A Rwandan shooting: Who is out to kill the dissidents?
As an election looms, the politics of Rwanda become a lot nastier.
By The Economist
Jun 24th 2010
Nairobi
IT IS hard to imagine that a shooting in Johannesburg could spell instability in the distant heart of Africa. But that is what has happened after an unknown gunman tried to kill a dissident Rwandan general on June 19th. Lieutenant-General Kayumba Nyamwasa was lucky to escape with his life. Shot in the stomach, he tussled with his assailant, whose pistol jammed. South African police say they have captured the gunman and five accomplices. Some are thought to be Rwandan. The general’s wife says this was a plot by Rwanda’s president, Paul Kagame, to kill a former ally.
Mr Kagame’s spokesman has dismissed the accusation as “preposterous”. Plainly, the two men had come to despise each other.

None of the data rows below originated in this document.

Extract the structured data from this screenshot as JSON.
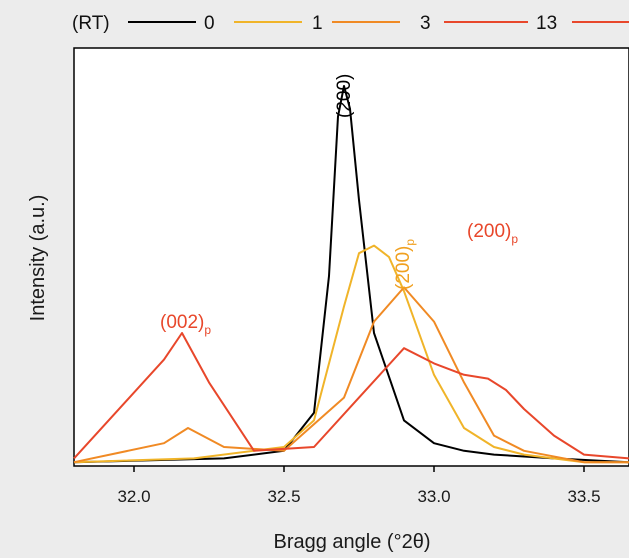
{
  "chart_data": {
    "type": "line",
    "title": "",
    "xlabel": "Bragg angle (°2θ)",
    "ylabel": "Intensity (a.u.)",
    "xlim": [
      31.8,
      33.65
    ],
    "ylim": [
      0,
      1.1
    ],
    "xticks": [
      "32.0",
      "32.5",
      "33.0",
      "33.5"
    ],
    "xtick_values": [
      32.0,
      32.5,
      33.0,
      33.5
    ],
    "legend_placement": "top (above plot)",
    "grid": false,
    "legend_title": "(RT)",
    "series": [
      {
        "name": "0",
        "color": "#000000",
        "x": [
          31.8,
          32.3,
          32.5,
          32.6,
          32.65,
          32.68,
          32.7,
          32.72,
          32.75,
          32.8,
          32.9,
          33.0,
          33.1,
          33.2,
          33.4,
          33.65
        ],
        "y": [
          0.01,
          0.02,
          0.04,
          0.14,
          0.5,
          0.92,
          1.0,
          0.94,
          0.7,
          0.35,
          0.12,
          0.06,
          0.04,
          0.03,
          0.02,
          0.01
        ]
      },
      {
        "name": "1",
        "color": "#F0B429",
        "x": [
          31.8,
          32.2,
          32.5,
          32.6,
          32.7,
          32.75,
          32.8,
          32.85,
          32.9,
          33.0,
          33.1,
          33.2,
          33.3,
          33.5,
          33.65
        ],
        "y": [
          0.01,
          0.02,
          0.05,
          0.12,
          0.42,
          0.56,
          0.58,
          0.55,
          0.46,
          0.24,
          0.1,
          0.05,
          0.03,
          0.01,
          0.01
        ]
      },
      {
        "name": "3",
        "color": "#F08A24",
        "x": [
          31.8,
          32.1,
          32.18,
          32.3,
          32.5,
          32.7,
          32.8,
          32.9,
          33.0,
          33.1,
          33.2,
          33.3,
          33.5,
          33.65
        ],
        "y": [
          0.01,
          0.06,
          0.1,
          0.05,
          0.04,
          0.18,
          0.38,
          0.47,
          0.38,
          0.22,
          0.08,
          0.04,
          0.01,
          0.01
        ]
      },
      {
        "name": "13",
        "color": "#E8472B",
        "x": [
          31.8,
          32.1,
          32.16,
          32.25,
          32.4,
          32.6,
          32.75,
          32.9,
          33.0,
          33.1,
          33.18,
          33.24,
          33.3,
          33.4,
          33.5,
          33.65
        ],
        "y": [
          0.02,
          0.28,
          0.35,
          0.22,
          0.04,
          0.05,
          0.18,
          0.31,
          0.27,
          0.24,
          0.23,
          0.2,
          0.15,
          0.08,
          0.03,
          0.02
        ]
      }
    ],
    "annotations": [
      {
        "text": "(200)",
        "sub": "",
        "color": "#000000"
      },
      {
        "text": "(200)",
        "sub": "p",
        "color": "#F0A020"
      },
      {
        "text": "(200)",
        "sub": "p",
        "color": "#E8472B"
      },
      {
        "text": "(002)",
        "sub": "p",
        "color": "#E8472B"
      }
    ]
  }
}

As a former head of military intelligence, the general had been close to Mr Kagame since their days in exile in Uganda. Both were commanders in the Tutsi-dominated Rwandan Patriotic Front (RPF), which took control of Rwanda after the genocide of 800,000 Tutsis and moderate Hutus in 1994. The party has since dominated Rwanda, and Mr Kagame the party. Now, with a presidential election in August, Mr Kagame is tightening his grip.
Earlier this year General Nyamwasa fled Rwanda after an interrogation by a group of senior RPF officials. The general said that his treatment was “despicable”, that officials have become lackeys, and that basic freedoms are being stamped out. Mr Kagame, he said, had become a tyrant.
Rwandan officials—and the president himself—coolly brush such assertions aside. The general, says one of them, had long ago gone rogue, putting his own interests ahead of those of a united Rwanda. But it is unclear what the general has been accused of. Various allegations have been aired. He had too much money in his bank account. He was a traitor, even a terrorist; some officials linked him to a series of grenade attacks in Rwanda earlier this year. None of the accusations has been proven. The general denies them all, and says Mr Kagame is corrupt. This, too, is mere rumour. Even the president’s harshest critics usually concede he is personally austere.
But opposition within Mr Kagame’s own set may be brewing. General Nyamwasa seems to have teamed up with a former head of Rwanda’s overseas intelligence service, Colonel Patrick Karegaya, who has also fled to South Africa. This has made the RPF nervous. It even had the country’s football federation boss, Brigadier-General Jean-Bosco Kazura, arrested recently for making a trip to South Africa that had not been officially scheduled.
Rwanda has had a number of unexplained killings. For example, Seth Sendashonga, a moderate Hutu who served as interior minister after the genocide, was shot dead in 1998 in Nairobi. Some of Mr Kagame’s intelligence officers had been implicated in an earlier attempt to kill Mr Sendashonga, but the main suspect was granted diplomatic immunity. Dozens of Rwandan army officers are thought to have been shot, have disappeared or have had accidents. Some harboured secrets and knew about cover-ups of government revenge killings after the genocide.
Mr Kagame’s admirers say he is fighting for Rwanda’s national interest; rotten elements in the army must be eradicated. In any event, the political space is being squeezed. A Hutu politician, Victoire Ingabire, who had hoped to compete against Mr Kagame in the coming presidential poll, is facing trial for “genocide denial”. And an American law professor, Paul Erlinder, who sought to represent Ms Ingabire, was briefly jailed this month for challenging the government’s official history of the genocide. Mr Erlinder has been freed for medical reasons and has left Rwanda. He says he is alive only because he is foreign.
The government press has not been kind to him or to Ms Ingabire. “Now they must scurry back through the grimy crevices…from where they had crept,” says the New Times. Paranoia on all sides is rife.